Conservative populists like to pretend Trump opposed plutocratic policies. “the Republican Party without Donald Trump is a disaster, morally and politically. It’s endless wars, open borders, and tax cuts for the people who benefit from endless wars and open borders,” writes J.D. Vance, as if Trump’s signature domestic accomplishment was not a massive tax cut for the rich.

Wealthy conservatives would generally prefer the party nominate somebody like DeSantis or Haley. But now that Trump has all but wrapped up the nomination, they are expressing a clear preference for him over Biden.

The reservations Republican elites harbor about Trump center on his unpopularity. Trump lost the popular vote in both elections he ran in, lost the midterm elections in 2018, and played an important role in blowing the 2022 midterm elections. Some Republicans cringe at his racist rhetoric and feel discomfort over the insurrection and his authoritarian rhetoric, though not enough discomfort to actually support Joe Biden.

Trump’s domestic policies, from from repelling the Republican elite, are the thing that most attracts them. And Trump is promising to continue to advance the same traditional Republican agenda in office. He wants another round of corporate tax cuts, another shot at repealing Obamacare, and more of the same regulatory approach. When he is not vowing to use the presidency to punish his enemies, he promises “STRONG BORDERS, A GREAT ECONOMY WITH NO INFLATION, LOW TAXES & REGULATIONS, A POWERFUL MILITARY, ENERGY INDEPENDENCE, & JUST PLAIN COMMON SENSE.” That’s standard Republican stuff.

Trade, of course, is an exception. In his first term, Trump imposed tariffs equal to 0.34 percent of GDP. But Biden left those tariffs in place and has largely tried to coopt the economic national aspects of Trump’s agenda, turning this issue into basically a tie. Trump promises a 10 percent tariff, which would amount to a gigantic (and highly inflationary) change, but seems unlikely to happen for this reason.

When conservative populists imagine Trump as a scourge of the wealthy, they are not thinking about about his policies, but instead have in mind his political style. Trump does communicate in very simple, often crude and bigoted terms. But even though these behaviors are out of fashion, rich people are sometimes dumb and racist.

Trump, moreover, is a confirmed snob. Trump surrounds himself with rich people and treats their wealth as a confirmation of their intelligence — in Trump’s mind, being rich is the best sign of intelligence short of being a brutal dictator. He constantly gushes in public over the elite education credentials of his appointees.

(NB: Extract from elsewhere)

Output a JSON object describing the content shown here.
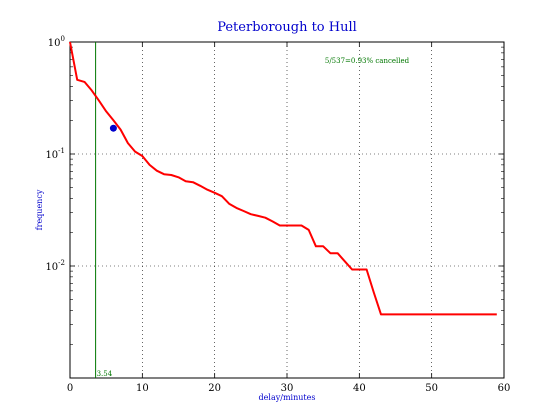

No president since at least JFK has been such a sucker for an Ivy League pedigree. (This is in pointed contrast with his opponent, who graduated from the University of Delaware and Syracuse Law School and has always had a prickly habit of needling well-educated advisers.)

The strange nature of the Republican coalition is that its policy agenda is set by a relatively small elite that is fanatically committed to regressive taxation. Some conservatives wish the party would stop spending all its political capital on lavishing tax cuts on the rich. But rather than criticize the party for maintaining this commitment, they choose instead to pretend it’s abandoned it.

The main aspect of Trump, far exceeding his devotion to any policy agenda, is that he is a sociopathic liar who has no interest in policy outcomes at all except to the extent they benefit him personally. Trump understands the party he commands well enough to grasp that the one thing that could cause Republicans to stop defending his corruption and lawbreaking would be to betray them on tax cuts and core economic issues. He might spout populist noises in order to win. But once in office, any incentive to cater to the public over the political allies who he needs to keep him out of jail will disappear.

If conservative populists want to change their party, they should choose a better vehicle than a wealthy criminal.